Vardiyasız gündüz çalışma yapılan konfeksiyon fabrikalarında ise patronların “Az elemanla çok iş” anlayışı, tekstilde çoğu zaman fazla mesaiye kapı açıyor. Genellikle sabah 8’de başlayan mesai akşam 10’a kadar sürüyor. Yemek molaları on dakikaya kadar düşebiliyor. Yükleme tamamlanmadan tuvalete, hatta eve gidilmiyor. Ertesi gün ise sabah tekrar işbaşı yapılıyor. Konfeksiyon işletmelerinde kayıt dışı çalışma daha çok görülebilir. Ürünler evlere dikim, kesim, paket için gönderilebildiği gibi fabrika sınırları içinde de parça başı üretim yapılabiliyor. Buralarda geçirilen kazalar iş kazası olmuyor. Fason işi genellikle şehirdeki Kürt işçiler yaparken, şehirde mülteci sayısının artmasıyla yeni bir fason pazarı kuruldu. Böylece dayıbaşıları, mültecilerin yaşadığı semtlerde kapı kapı dolaşıp kayıt dışı işçi arayışlarına başladı. Böylelikle çocuk işçilik yaşının da 12-13 yaş bandına kadar inmiş olduğu görülüyor. Aynı masada Suriyeli, Kürt, Türk, İranlı; Afgan gibi farklı uyruklu işçileri görmek mümkün. Dünyaca ünlü tekstil şirketleri üretici denetimleri yapsa da planlı yapılan bu denetimler öncesinde kayıt dışı işçiler fabrikadan gönderiliyor ve kağıt üzerinde her şeyin dört dörtlük olduğu rapor ediliyor.

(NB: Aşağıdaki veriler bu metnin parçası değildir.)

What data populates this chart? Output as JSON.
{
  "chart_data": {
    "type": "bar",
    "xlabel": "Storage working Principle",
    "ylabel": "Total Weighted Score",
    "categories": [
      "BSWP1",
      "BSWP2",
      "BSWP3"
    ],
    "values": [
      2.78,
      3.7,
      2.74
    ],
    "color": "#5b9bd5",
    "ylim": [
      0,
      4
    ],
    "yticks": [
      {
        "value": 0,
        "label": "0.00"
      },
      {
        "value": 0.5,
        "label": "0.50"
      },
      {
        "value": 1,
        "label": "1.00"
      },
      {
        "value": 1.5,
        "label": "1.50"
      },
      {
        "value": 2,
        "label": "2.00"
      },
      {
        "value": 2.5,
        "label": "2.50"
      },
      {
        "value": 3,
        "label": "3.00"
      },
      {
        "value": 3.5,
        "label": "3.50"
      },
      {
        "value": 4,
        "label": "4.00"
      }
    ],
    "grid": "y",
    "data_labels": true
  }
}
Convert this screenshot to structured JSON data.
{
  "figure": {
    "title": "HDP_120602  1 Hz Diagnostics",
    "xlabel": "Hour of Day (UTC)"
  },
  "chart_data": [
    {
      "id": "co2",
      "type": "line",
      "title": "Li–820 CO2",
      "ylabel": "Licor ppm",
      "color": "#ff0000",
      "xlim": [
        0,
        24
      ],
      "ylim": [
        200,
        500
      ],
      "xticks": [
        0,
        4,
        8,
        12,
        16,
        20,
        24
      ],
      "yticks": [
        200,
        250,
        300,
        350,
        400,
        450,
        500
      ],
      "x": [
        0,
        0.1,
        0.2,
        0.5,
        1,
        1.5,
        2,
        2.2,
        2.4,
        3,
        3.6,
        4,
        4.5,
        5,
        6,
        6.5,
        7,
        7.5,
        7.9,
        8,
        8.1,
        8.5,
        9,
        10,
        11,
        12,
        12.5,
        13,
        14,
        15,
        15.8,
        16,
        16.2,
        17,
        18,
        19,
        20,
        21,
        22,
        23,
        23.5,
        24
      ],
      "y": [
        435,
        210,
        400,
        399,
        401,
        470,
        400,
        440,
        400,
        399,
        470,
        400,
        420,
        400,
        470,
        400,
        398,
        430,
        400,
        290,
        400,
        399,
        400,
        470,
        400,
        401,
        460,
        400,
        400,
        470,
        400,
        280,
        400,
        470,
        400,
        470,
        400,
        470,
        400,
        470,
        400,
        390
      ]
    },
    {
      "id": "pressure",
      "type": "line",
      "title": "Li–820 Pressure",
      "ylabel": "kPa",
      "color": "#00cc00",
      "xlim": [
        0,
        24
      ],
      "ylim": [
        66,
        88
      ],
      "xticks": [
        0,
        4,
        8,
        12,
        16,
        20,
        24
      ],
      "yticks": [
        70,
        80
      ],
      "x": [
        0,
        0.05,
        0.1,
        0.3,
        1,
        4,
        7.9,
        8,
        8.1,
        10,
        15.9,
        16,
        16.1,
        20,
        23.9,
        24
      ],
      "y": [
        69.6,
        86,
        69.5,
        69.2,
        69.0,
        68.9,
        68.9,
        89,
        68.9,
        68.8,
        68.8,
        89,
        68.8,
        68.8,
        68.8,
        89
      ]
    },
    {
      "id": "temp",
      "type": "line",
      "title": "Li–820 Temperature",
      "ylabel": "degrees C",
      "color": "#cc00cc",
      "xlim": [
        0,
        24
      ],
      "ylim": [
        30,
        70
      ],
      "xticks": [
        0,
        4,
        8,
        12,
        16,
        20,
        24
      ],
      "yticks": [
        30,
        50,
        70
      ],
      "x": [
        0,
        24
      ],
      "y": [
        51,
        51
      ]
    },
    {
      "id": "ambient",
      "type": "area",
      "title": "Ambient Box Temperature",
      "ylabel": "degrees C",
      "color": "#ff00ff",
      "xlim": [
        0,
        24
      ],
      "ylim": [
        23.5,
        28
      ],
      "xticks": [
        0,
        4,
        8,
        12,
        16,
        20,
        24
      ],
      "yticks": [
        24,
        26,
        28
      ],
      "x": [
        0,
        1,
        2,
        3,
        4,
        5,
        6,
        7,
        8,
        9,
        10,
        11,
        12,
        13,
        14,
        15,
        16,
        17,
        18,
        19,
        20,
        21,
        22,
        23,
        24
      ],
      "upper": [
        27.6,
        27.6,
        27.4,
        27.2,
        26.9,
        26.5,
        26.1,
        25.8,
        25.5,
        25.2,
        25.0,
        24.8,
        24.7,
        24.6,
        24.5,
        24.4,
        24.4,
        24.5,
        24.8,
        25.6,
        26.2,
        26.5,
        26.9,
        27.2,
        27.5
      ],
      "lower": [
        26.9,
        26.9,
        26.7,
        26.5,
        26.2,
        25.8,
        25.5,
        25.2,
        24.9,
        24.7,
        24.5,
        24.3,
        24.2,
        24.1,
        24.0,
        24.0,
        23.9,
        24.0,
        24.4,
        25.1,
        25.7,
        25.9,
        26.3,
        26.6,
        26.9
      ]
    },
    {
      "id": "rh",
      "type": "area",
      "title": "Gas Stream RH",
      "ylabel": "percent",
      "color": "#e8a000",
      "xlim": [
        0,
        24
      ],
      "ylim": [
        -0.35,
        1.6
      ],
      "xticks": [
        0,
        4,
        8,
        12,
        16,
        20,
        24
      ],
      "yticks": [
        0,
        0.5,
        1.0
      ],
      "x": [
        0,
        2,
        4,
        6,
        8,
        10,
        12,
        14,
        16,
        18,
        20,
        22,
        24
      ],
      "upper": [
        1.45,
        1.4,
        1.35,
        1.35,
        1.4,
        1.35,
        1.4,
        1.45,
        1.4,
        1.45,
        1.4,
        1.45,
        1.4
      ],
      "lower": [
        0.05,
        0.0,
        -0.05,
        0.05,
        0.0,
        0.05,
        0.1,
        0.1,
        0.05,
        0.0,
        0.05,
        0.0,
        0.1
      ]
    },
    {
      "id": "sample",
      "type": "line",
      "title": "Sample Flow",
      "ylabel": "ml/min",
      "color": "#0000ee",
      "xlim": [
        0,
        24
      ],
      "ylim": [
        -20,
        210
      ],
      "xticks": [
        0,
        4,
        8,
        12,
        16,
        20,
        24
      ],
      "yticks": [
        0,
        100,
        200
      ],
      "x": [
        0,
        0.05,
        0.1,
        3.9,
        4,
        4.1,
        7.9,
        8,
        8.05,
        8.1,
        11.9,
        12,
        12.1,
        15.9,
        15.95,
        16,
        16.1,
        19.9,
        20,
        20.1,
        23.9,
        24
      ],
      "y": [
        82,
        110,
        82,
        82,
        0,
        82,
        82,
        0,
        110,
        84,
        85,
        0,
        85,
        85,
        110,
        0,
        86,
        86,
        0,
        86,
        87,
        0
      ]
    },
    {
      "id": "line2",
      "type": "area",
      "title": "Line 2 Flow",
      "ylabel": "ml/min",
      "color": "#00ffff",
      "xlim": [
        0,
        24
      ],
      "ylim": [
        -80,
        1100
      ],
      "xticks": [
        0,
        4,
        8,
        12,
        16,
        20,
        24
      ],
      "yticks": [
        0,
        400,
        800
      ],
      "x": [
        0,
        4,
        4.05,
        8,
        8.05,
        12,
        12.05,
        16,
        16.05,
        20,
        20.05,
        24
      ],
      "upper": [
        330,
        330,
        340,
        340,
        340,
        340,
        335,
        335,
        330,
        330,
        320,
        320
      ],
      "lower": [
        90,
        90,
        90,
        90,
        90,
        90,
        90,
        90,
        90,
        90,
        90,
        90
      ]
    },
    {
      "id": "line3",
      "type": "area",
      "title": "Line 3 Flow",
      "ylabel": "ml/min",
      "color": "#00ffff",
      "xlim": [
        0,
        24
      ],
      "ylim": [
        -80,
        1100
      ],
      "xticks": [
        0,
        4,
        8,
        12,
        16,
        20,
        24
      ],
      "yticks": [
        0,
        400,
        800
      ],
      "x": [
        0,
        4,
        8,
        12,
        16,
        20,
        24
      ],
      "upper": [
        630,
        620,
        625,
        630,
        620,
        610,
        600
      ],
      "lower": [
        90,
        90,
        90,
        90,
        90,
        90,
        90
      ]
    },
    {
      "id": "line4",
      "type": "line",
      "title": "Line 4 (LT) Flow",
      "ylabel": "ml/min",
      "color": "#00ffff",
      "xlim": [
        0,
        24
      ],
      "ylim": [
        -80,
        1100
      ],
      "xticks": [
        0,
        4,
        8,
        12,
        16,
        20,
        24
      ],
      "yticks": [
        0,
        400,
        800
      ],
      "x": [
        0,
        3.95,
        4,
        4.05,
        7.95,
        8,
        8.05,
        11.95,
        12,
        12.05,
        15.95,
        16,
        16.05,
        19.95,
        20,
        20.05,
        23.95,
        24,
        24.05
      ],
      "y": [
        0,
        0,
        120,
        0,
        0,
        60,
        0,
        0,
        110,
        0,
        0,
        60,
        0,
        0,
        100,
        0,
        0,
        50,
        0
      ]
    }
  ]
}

Son yıllarda kâr oranları bakımından boyahaneler ön planda. Birçok firma diğer işletmelerini kapatıp boyahane üzerinde yoğunlaşıyor. Boyahaneler çalışma koşulları açısından tekstilde en zor departman denilebilir. Hem patronların teknolojik yatırımlara karlarından pay ayırmayışı, hem alışılmış kara düzen yönetim anlayışı, koşulları daha da zor hale getiriyor. Mesela yaz aylarında boyahanelerdeki ortalama sıcaklık 45 derecenin üzerine çıkıyor. İçeride sürekli kimyasal kokusu, açıkta bulunan kimyasal kazanlar, ıslak zemin, nem, topraklamasız elektrik tesisatı oldukça zorlu çalışma koşullarından bazıları.
Türkiye’de pamuk üretiminin azalması, yerli pamuğun üretim maliyetlerinden dolayı pahalı olması tekstilde hammadde ihtiyacının yurt dışından karşılanması anlamına geliyor. Ekonomik ve siyasal gelişmelerle sürekli değişen döviz kurları hammaddede maliyetlerini artırıyor. Bu da doğrudan işçilerin ücretlerini etkiliyor. 2018 yılının sonu ve bu yılın başında konkordato ilan eden tekstil firmalarının sayısının artması, işten atmaları ve güvencesiz çalışmayı da beraberinde getiriyor. İSG önlemleri patrona artı maliyet olarak görüldüğünden İSG çalışmaları genellikle erteleniyor. İşçilerde her geçen gün daha güvensiz koşullarda çalışmak zorunda kalıyor.
Tekstil sektöründe pek çok tehlike ve riskten bahsedilebilir. Ancak maddi olarak hem işvereni hem işçiyi etkileyecek en büyük risklerden biri yangın. Geçtiğimiz haftalarda Denizli’nin önemli firmalarından biri küle döndü. Nedenini önümüzdeki günlerde ayrıntılı öğreniriz. Bina ve elektrik tesisatının eski olması, yangın sisteminin bakımsız olması gibi pek çok neden olabilir.
Sektörde işçi örgütsüz, patron örgütlü
Denizlili patronlar her ne kadar rekabet içerisinde olsa da sendika konusundaki dayanışmaları rekabetin önüne geçiyor. Şehrin istihdamının yarısını karşılayan tekstilde bir tane sendikalı iş yeri bulmak mümkün değil. Dünya devi firmalar konu sendika olunca yüzlerce işçisini kapının önüne koydu. Yine ünlü tekstil firmalarından biri işçilerin evlerine “Sendika üyesi teröristle birdir” diye mektup gönderdi.
Sendikasız işyerleri, işçi sağlığı ve güvenliği faaliyetlerinin eksik ve kısır kalmasının nedenidir. İSG çalışmaları devlet, işveren ve işçi tarafından ortaklaşa yürütülmesi gerekmektedir. Örgütsüz iş yerinde işçilerin bu çalışmalara aktif katılması mümkün değildir. Gördükleri noksanlıkları çoğu işçi işten atılma korkusuyla dile getirememekte, çalışmaktan kaçınma hakkını kullanamamaktadır. Hal böyle olunca tekstilde işçi sağlığı ve iş güvenliği kağıt üzerinde ali cengiz oyunları yapmanın ötesine gitmemektedir.